The house would get a lot larger soon enough. Now that her mother was more financially secure and settled, she could afford to bring the whole family over. The two-bedroom apartment was soon filled with Haile’s seven brothers and sisters from her father’s side of the family. Haile shared a room with the girls, with the boys sleeping in the other bedroom and her mom on the couch. “It was a bit of an adjustment for me because I was spoiled for a while,” Haile said, starting to laugh. “But I eventually let it go.”
After graduating from Tennyson High in Hayward, Haile chose to attend UC Davis because it’s close enough to the Bay Area where that could get away and also come visit on the weekends. “I learned that from Miti,” she said.

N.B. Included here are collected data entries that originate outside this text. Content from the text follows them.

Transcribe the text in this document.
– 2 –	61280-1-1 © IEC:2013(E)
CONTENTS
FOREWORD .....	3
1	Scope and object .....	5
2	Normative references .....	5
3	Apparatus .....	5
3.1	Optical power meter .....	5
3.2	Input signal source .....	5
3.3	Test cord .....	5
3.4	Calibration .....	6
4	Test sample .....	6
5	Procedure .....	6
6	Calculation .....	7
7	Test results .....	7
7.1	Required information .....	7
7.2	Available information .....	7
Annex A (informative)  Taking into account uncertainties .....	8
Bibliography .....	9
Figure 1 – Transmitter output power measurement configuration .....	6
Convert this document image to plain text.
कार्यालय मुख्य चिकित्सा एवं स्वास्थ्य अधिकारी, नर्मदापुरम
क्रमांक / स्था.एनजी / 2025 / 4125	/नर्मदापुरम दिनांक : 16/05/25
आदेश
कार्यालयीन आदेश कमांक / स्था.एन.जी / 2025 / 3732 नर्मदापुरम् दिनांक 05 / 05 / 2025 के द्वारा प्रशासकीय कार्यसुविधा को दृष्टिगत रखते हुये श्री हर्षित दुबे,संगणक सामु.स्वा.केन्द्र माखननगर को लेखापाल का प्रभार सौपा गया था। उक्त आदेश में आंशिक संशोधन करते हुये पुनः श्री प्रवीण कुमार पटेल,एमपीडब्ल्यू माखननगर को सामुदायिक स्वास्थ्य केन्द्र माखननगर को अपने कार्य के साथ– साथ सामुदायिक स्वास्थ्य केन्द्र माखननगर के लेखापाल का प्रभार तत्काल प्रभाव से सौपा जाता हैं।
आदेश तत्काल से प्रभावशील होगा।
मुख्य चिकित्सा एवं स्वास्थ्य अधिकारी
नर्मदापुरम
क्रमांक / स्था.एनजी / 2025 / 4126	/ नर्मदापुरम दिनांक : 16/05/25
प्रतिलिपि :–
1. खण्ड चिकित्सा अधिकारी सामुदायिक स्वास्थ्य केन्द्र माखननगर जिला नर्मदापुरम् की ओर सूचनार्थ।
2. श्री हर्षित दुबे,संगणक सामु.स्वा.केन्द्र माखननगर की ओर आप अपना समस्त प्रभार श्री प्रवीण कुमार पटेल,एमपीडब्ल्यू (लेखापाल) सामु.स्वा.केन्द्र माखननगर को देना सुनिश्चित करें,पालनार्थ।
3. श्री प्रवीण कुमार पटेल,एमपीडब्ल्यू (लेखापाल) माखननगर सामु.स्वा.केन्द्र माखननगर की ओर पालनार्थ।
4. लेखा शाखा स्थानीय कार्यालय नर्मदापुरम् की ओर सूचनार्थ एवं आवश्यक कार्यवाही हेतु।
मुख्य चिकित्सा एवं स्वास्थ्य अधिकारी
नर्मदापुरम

At Davis, Haile became involved with the African Diaspora Cultivating Education, a student run program that focused on retaining African and African American students at Davis, and doing outreach to high school students as well. “I ended up loving every minute of it,” she said.
She said she studied pediatrics because she likes kids, but she said there was some pressure because “if you’re Ethiopian, there’s a stereotype that you have to become a doctor, lawyer, nurse–something that makes sense and makes you money.” But ultimately, she said, it wasn’t for her. She said she became interested in the non-profit sector while in college, and realized she could find a job doing something she really wanted to do, not had to do. “I found out you can kind of venture out and have an open mind and see the beauties of the world in many ways,” she said.
Haile moved to Oakland last year, after living in San Francisco with her mother after graduating from college. Her mother also recently made a move, this time back to Ethiopia. “She’s really happier,” Haile said. “I’m happy for her. It’s definitely something that’s understandable. For a lot of our parents and older people in the Ethiopian community, it can be really hard to live out here and adjust as fast as I did.”
Haile has plans to return to Ethiopia as well, and see what she’s been missing for half her life. She has a trip planned for February, and is eager to get to know her father’s side of the family and see what the country she was born in is like today.
“I’m sure I’ll feel like a foreigner at first,” she said.